In the preferred embodiments, an inert gas, such as nitrogen, is injected into the riser during circulation. This results in the desired dual-gradient condition, i.e. the average density of the fluid in the riser is lower than the average density of the fluid in the wellbore below the sea floor. During this circulation and the injection process, the wellbore pressure can be monitored by the downhole pressure sensor preferably integrated into the bottom hole assembly. Using this pressure information feedback, the rate of gas injection can be varied to result in a wellbore pressure that stays within the range of allowable pressure within the open wellbore. The high-pressure riser, with pressure control equipment, preferably including a choke, at the top, can be used to control the pressure of the returns and the expansion of gas within the riser by holding back-pressure at the top of the riser.
As previously discussed, as the drilling fluid circulation rate is increased, the wellbore pressure will tend to increase due to flowing friction. Thus, in the preferred embodiments, the gas injection rate in the riser can be increased, resulting in decreased hydrostatic pressure to counteract the friction pressure in order to keep the wellbore pressure below the formation fracture pressure. Conversely, as the drilling fluid circulation rate is decreased, the above process is reversed in order to keep the wellbore pressure above the formation pore pressure. Constant real-time information on wellbore pressure at the bottom hole assembly enables this process to be controlled to a level of precision not possible with previous approaches.
One aspect of the current invention is to utilize a simpler method of decreasing the pressure at the bottom of the riser, when compared with using a pump at the seafloor. The preferred embodiments also provide a more practical method of using gas injection to control the fluid density in the riser, as compared with methods that have neither a high pressure riser nor a capability for real time bottom hole pressure measurement. Yet another aspect of the preferred embodiments is a more effective and precise method of controlling wellbore pressure in order to maintain the pressure between formation pore pressure and formation fracture pressure.
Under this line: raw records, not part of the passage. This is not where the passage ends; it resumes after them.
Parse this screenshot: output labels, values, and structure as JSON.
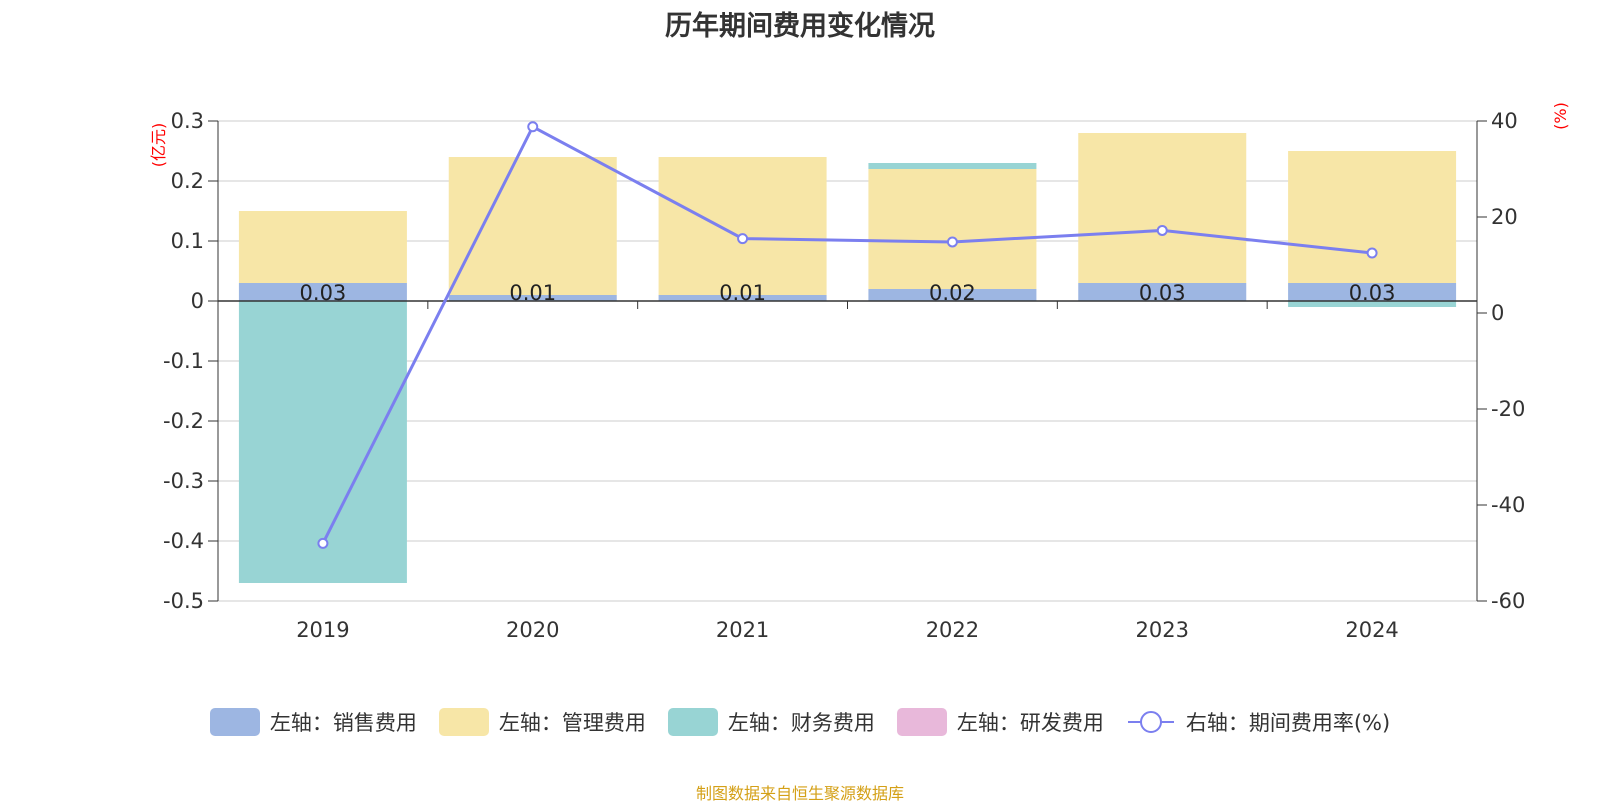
{
  "chart_data": {
    "type": "bar",
    "title": "历年期间费用变化情况",
    "categories": [
      "2019",
      "2020",
      "2021",
      "2022",
      "2023",
      "2024"
    ],
    "left_axis": {
      "unit": "(亿元)",
      "ylim": [
        -0.5,
        0.3
      ],
      "ticks": [
        "0.3",
        "0.2",
        "0.1",
        "0",
        "-0.1",
        "-0.2",
        "-0.3",
        "-0.4",
        "-0.5"
      ]
    },
    "right_axis": {
      "unit": "(%)",
      "ylim": [
        -60,
        40
      ],
      "ticks": [
        "40",
        "20",
        "0",
        "-20",
        "-40",
        "-60"
      ]
    },
    "series": [
      {
        "name": "左轴：销售费用",
        "axis": "left",
        "color": "#9db6e2",
        "values": [
          0.03,
          0.01,
          0.01,
          0.02,
          0.03,
          0.03
        ]
      },
      {
        "name": "左轴：管理费用",
        "axis": "left",
        "color": "#f7e6a7",
        "values": [
          0.12,
          0.23,
          0.23,
          0.2,
          0.25,
          0.22
        ]
      },
      {
        "name": "左轴：财务费用",
        "axis": "left",
        "color": "#98d4d4",
        "values": [
          -0.47,
          0,
          0,
          0.01,
          0,
          -0.01
        ]
      },
      {
        "name": "左轴：研发费用",
        "axis": "left",
        "color": "#e8b8da",
        "values": [
          0,
          0,
          0,
          0,
          0,
          0
        ]
      },
      {
        "name": "右轴：期间费用率(%)",
        "axis": "right",
        "type": "line",
        "color": "#7b7fef",
        "values": [
          -48.0,
          38.8,
          15.5,
          14.8,
          17.2,
          12.5
        ]
      }
    ],
    "data_labels": [
      "0.03",
      "0.01",
      "0.01",
      "0.02",
      "0.03",
      "0.03"
    ],
    "grid": true,
    "legend": "bottom"
  },
  "source": "制图数据来自恒生聚源数据库"
}
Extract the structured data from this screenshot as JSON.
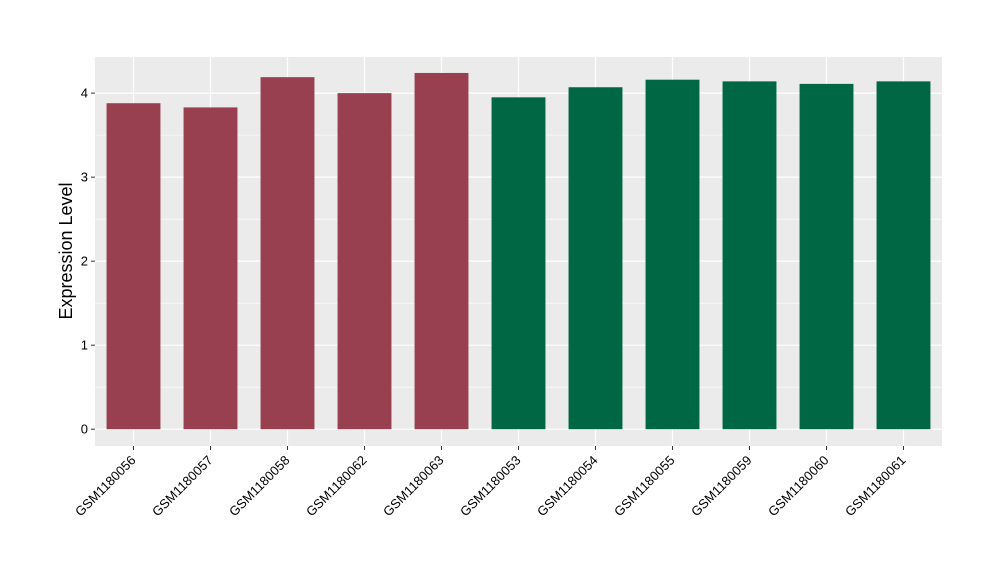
{
  "chart_data": {
    "type": "bar",
    "title": "",
    "xlabel": "",
    "ylabel": "Expression Level",
    "ylim": [
      -0.2,
      4.43
    ],
    "yticks": [
      0,
      1,
      2,
      3,
      4
    ],
    "grid": true,
    "legend": "none",
    "categories": [
      "GSM1180056",
      "GSM1180057",
      "GSM1180058",
      "GSM1180062",
      "GSM1180063",
      "GSM1180053",
      "GSM1180054",
      "GSM1180055",
      "GSM1180059",
      "GSM1180060",
      "GSM1180061"
    ],
    "values": [
      3.88,
      3.83,
      4.19,
      4.0,
      4.24,
      3.95,
      4.07,
      4.16,
      4.14,
      4.11,
      4.14
    ],
    "group": [
      "A",
      "A",
      "A",
      "A",
      "A",
      "B",
      "B",
      "B",
      "B",
      "B",
      "B"
    ],
    "group_colors": {
      "A": "#98404F",
      "B": "#006744"
    },
    "panel_background": "#EBEBEB",
    "grid_color": "#FFFFFF"
  }
}
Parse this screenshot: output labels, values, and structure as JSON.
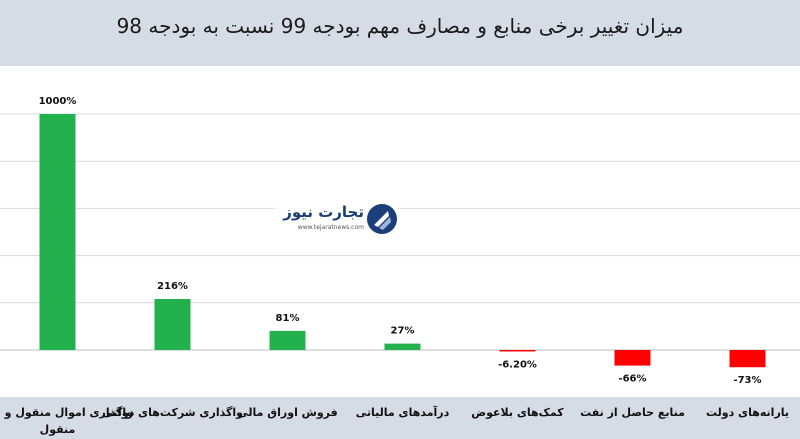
{
  "header": {
    "title": "میزان تغییر برخی منابع و مصارف مهم بودجه 99 نسبت به بودجه 98"
  },
  "watermark": {
    "brand": "تجارت نیوز",
    "url": "www.tejaratnews.com"
  },
  "colors": {
    "header_bg": "#d6dce5",
    "positive": "#22b14c",
    "negative": "#ff0000",
    "gridline": "#d9d9d9"
  },
  "chart_data": {
    "type": "bar",
    "title": "میزان تغییر برخی منابع و مصارف مهم بودجه 99 نسبت به بودجه 98",
    "xlabel": "",
    "ylabel": "",
    "ylim": [
      -100,
      1000
    ],
    "grid": true,
    "legend": "none",
    "categories": [
      "واگذاری اموال منقول و غیر منقول",
      "واگذاری شرکت‌های دولتی",
      "فروش اوراق مالی",
      "درآمدهای مالیاتی",
      "کمک‌های بلاعوض",
      "منابع حاصل از نفت",
      "یارانه‌های دولت"
    ],
    "values": [
      1000,
      216,
      81,
      27,
      -6.2,
      -66,
      -73
    ],
    "data_labels": [
      "1000%",
      "216%",
      "81%",
      "27%",
      "-6.20%",
      "-66%",
      "-73%"
    ]
  }
}
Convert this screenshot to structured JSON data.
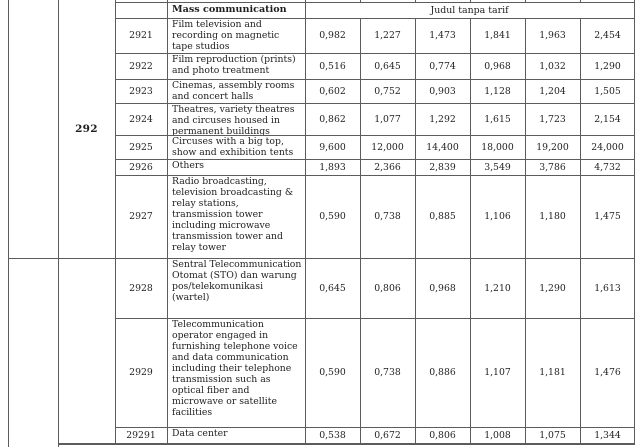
{
  "table": {
    "group_code": "292",
    "header": {
      "category_label": "Mass communication",
      "values_label": "Judul tanpa tarif"
    },
    "rows": [
      {
        "code": "2921",
        "description": "Film television and recording on magnetic tape studios",
        "values": [
          "0,982",
          "1,227",
          "1,473",
          "1,841",
          "1,963",
          "2,454"
        ]
      },
      {
        "code": "2922",
        "description": "Film reproduction (prints) and photo treatment",
        "values": [
          "0,516",
          "0,645",
          "0,774",
          "0,968",
          "1,032",
          "1,290"
        ]
      },
      {
        "code": "2923",
        "description": "Cinemas, assembly rooms and concert halls",
        "values": [
          "0,602",
          "0,752",
          "0,903",
          "1,128",
          "1,204",
          "1,505"
        ]
      },
      {
        "code": "2924",
        "description": "Theatres, variety theatres and circuses housed in permanent buildings",
        "values": [
          "0,862",
          "1,077",
          "1,292",
          "1,615",
          "1,723",
          "2,154"
        ]
      },
      {
        "code": "2925",
        "description": "Circuses with a big top, show and exhibition tents",
        "values": [
          "9,600",
          "12,000",
          "14,400",
          "18,000",
          "19,200",
          "24,000"
        ]
      },
      {
        "code": "2926",
        "description": "Others",
        "values": [
          "1,893",
          "2,366",
          "2,839",
          "3,549",
          "3,786",
          "4,732"
        ]
      },
      {
        "code": "2927",
        "description": "Radio broadcasting, television broadcasting & relay stations, transmission tower including microwave transmission tower and relay tower",
        "values": [
          "0,590",
          "0,738",
          "0,885",
          "1,106",
          "1,180",
          "1,475"
        ]
      },
      {
        "code": "2928",
        "description": "Sentral Telecommunication Otomat (STO) dan warung pos/telekomunikasi (wartel)",
        "values": [
          "0,645",
          "0,806",
          "0,968",
          "1,210",
          "1,290",
          "1,613"
        ]
      },
      {
        "code": "2929",
        "description": "Telecommunication operator engaged in furnishing telephone voice and data communication including their telephone transmission such as optical fiber and microwave or satellite facilities",
        "values": [
          "0,590",
          "0,738",
          "0,886",
          "1,107",
          "1,181",
          "1,476"
        ]
      },
      {
        "code": "29291",
        "description": "Data center",
        "values": [
          "0,538",
          "0,672",
          "0,806",
          "1,008",
          "1,075",
          "1,344"
        ]
      }
    ]
  },
  "colors": {
    "border": "#5c5c5c",
    "text": "#1f1f1f",
    "background": "#ffffff"
  }
}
Another aspect of the current invention is a method that monitors fluid flowing into and out of the well to detect potential well problems. The drilling fluid and injected fluid put into the annulus are monitored and compared to the fluids that leave the well. If the total flow rate of fluid into the well exceeds the flow rate leaving the well, then fluid is being lost in the well. If the total flow rate of fluid into the well is less than the flow rate leaving the well, the formation fluid is flowing into the well. Both of these conditions can lead to a loss of well control.
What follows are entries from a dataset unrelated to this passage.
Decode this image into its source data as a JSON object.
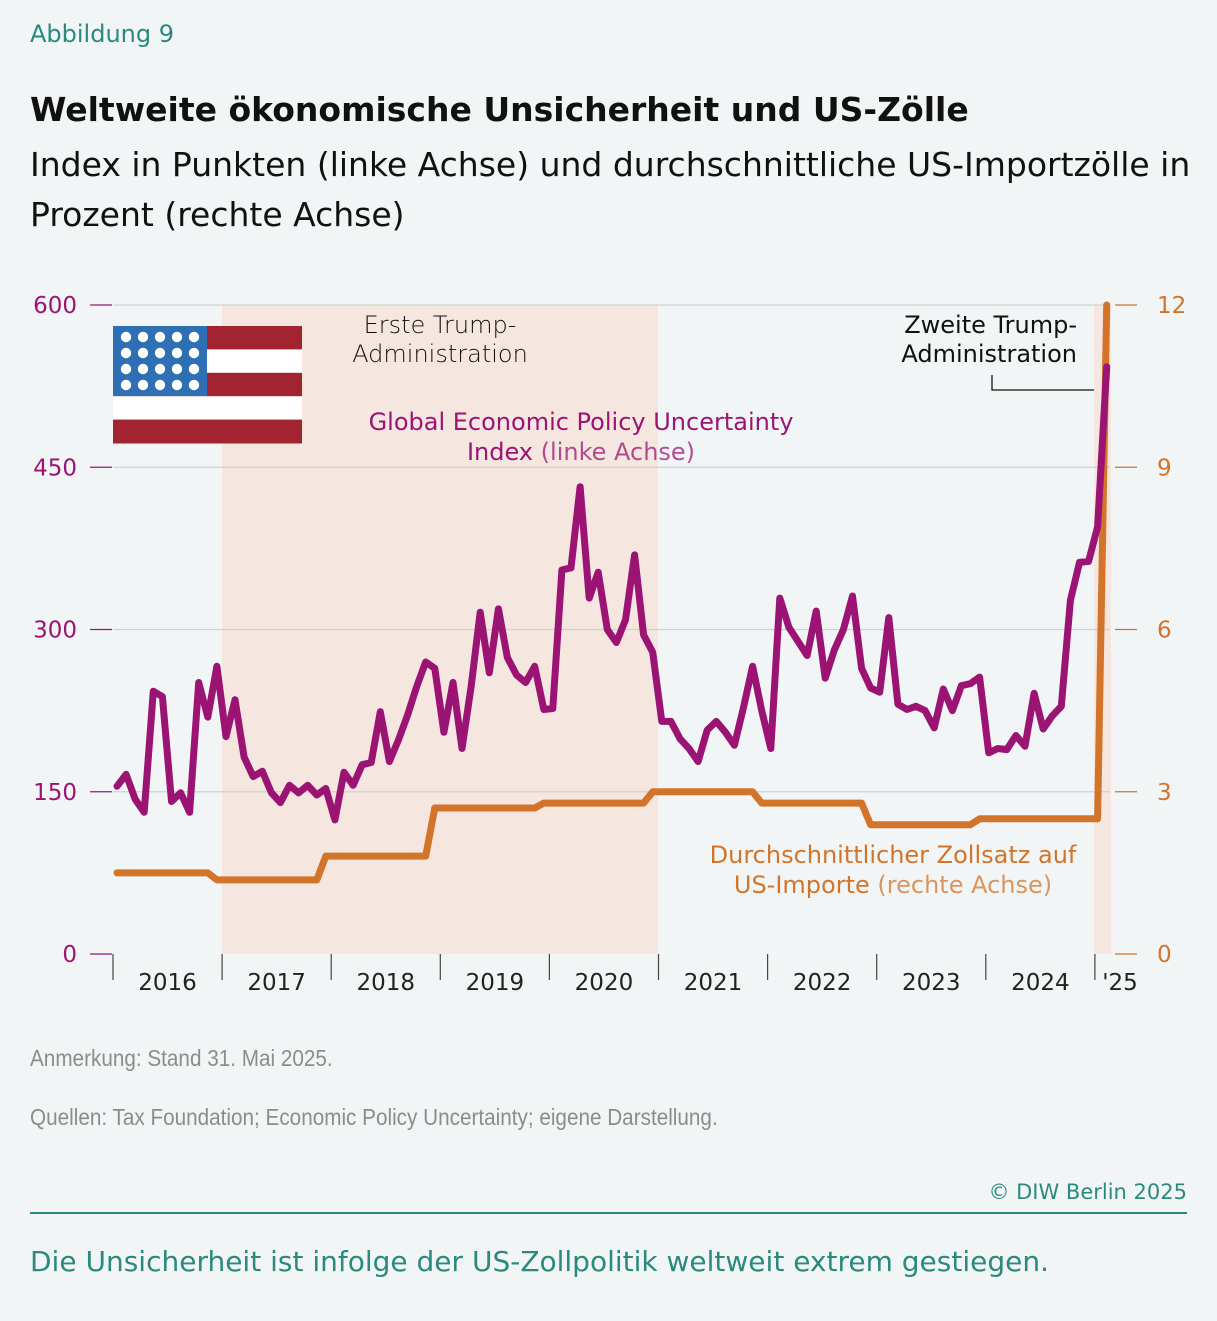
{
  "figure_label": "Abbildung 9",
  "title": "Weltweite ökonomische Unsicherheit und US-Zölle",
  "subtitle": "Index in Punkten (linke Achse) und durchschnittliche US-Importzölle in Prozent (rechte Achse)",
  "note": "Anmerkung: Stand 31. Mai 2025.",
  "sources": "Quellen: Tax Foundation; Economic Policy Uncertainty; eigene Darstellung.",
  "copyright": "© DIW Berlin 2025",
  "caption": "Die Unsicherheit ist infolge der US-Zollpolitik weltweit extrem gestiegen.",
  "colors": {
    "epu": "#9b1474",
    "tariff": "#d2742a",
    "shade": "#f5e6e0",
    "accent": "#2a8a7e",
    "background": "#f2f5f6"
  },
  "icons": {
    "flag": "us-flag-icon"
  },
  "chart_data": {
    "type": "line",
    "x_tick_labels": [
      "2016",
      "2017",
      "2018",
      "2019",
      "2020",
      "2021",
      "2022",
      "2023",
      "2024",
      "'25"
    ],
    "y_left": {
      "ticks": [
        0,
        150,
        300,
        450,
        600
      ],
      "ylim": [
        0,
        600
      ]
    },
    "y_right": {
      "ticks": [
        0,
        3,
        6,
        9,
        12
      ],
      "ylim": [
        0,
        12
      ]
    },
    "grid": true,
    "shaded_periods": [
      {
        "label_line1": "Erste Trump-",
        "label_line2": "Administration",
        "from": "2017-01",
        "to": "2021-01"
      },
      {
        "label_line1": "Zweite Trump-",
        "label_line2": "Administration",
        "from": "2025-01",
        "to": "2025-05"
      }
    ],
    "start_month": "2016-01",
    "series": [
      {
        "name": "Global Economic Policy Uncertainty Index",
        "name_suffix": "(linke Achse)",
        "label_line1": "Global Economic Policy Uncertainty",
        "label_line2": "Index",
        "axis": "left",
        "values": [
          155,
          166,
          143,
          131,
          243,
          238,
          141,
          149,
          131,
          251,
          219,
          266,
          201,
          235,
          182,
          164,
          169,
          149,
          140,
          156,
          149,
          156,
          147,
          153,
          124,
          168,
          156,
          175,
          177,
          224,
          178,
          198,
          221,
          247,
          270,
          264,
          205,
          251,
          190,
          247,
          316,
          260,
          319,
          274,
          258,
          251,
          266,
          226,
          227,
          355,
          357,
          432,
          329,
          353,
          300,
          288,
          309,
          369,
          295,
          279,
          215,
          215,
          199,
          190,
          178,
          207,
          215,
          205,
          193,
          228,
          266,
          225,
          190,
          329,
          302,
          289,
          276,
          317,
          255,
          281,
          300,
          331,
          264,
          246,
          242,
          311,
          231,
          226,
          229,
          225,
          209,
          245,
          225,
          248,
          250,
          256,
          186,
          190,
          189,
          202,
          192,
          241,
          208,
          220,
          229,
          327,
          362,
          363,
          395,
          543
        ]
      },
      {
        "name": "Durchschnittlicher Zollsatz auf US-Importe",
        "name_suffix": "(rechte Achse)",
        "label_line1": "Durchschnittlicher Zollsatz auf",
        "label_line2": "US-Importe",
        "axis": "right",
        "values": [
          1.5,
          1.5,
          1.5,
          1.5,
          1.5,
          1.5,
          1.5,
          1.5,
          1.5,
          1.5,
          1.5,
          1.37,
          1.37,
          1.37,
          1.37,
          1.37,
          1.37,
          1.37,
          1.37,
          1.37,
          1.37,
          1.37,
          1.37,
          1.81,
          1.81,
          1.81,
          1.81,
          1.81,
          1.81,
          1.81,
          1.81,
          1.81,
          1.81,
          1.81,
          1.81,
          2.7,
          2.7,
          2.7,
          2.7,
          2.7,
          2.7,
          2.7,
          2.7,
          2.7,
          2.7,
          2.7,
          2.7,
          2.79,
          2.79,
          2.79,
          2.79,
          2.79,
          2.79,
          2.79,
          2.79,
          2.79,
          2.79,
          2.79,
          2.79,
          3.0,
          3.0,
          3.0,
          3.0,
          3.0,
          3.0,
          3.0,
          3.0,
          3.0,
          3.0,
          3.0,
          3.0,
          2.79,
          2.79,
          2.79,
          2.79,
          2.79,
          2.79,
          2.79,
          2.79,
          2.79,
          2.79,
          2.79,
          2.79,
          2.39,
          2.39,
          2.39,
          2.39,
          2.39,
          2.39,
          2.39,
          2.39,
          2.39,
          2.39,
          2.39,
          2.39,
          2.5,
          2.5,
          2.5,
          2.5,
          2.5,
          2.5,
          2.5,
          2.5,
          2.5,
          2.5,
          2.5,
          2.5,
          2.5,
          2.5,
          12.0
        ]
      }
    ]
  }
}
Thus, the present invention comprises a combination of features and advantages that enable it to substantially reduce the complexity and cost associated with using dual-gradient drilling techniques in deep-water wells. These and various other characteristics and advantages of the present invention will be readily apparent to those skilled in the art upon reading the following detailed description of the preferred embodiments of the invention and by referring to the accompanying drawings.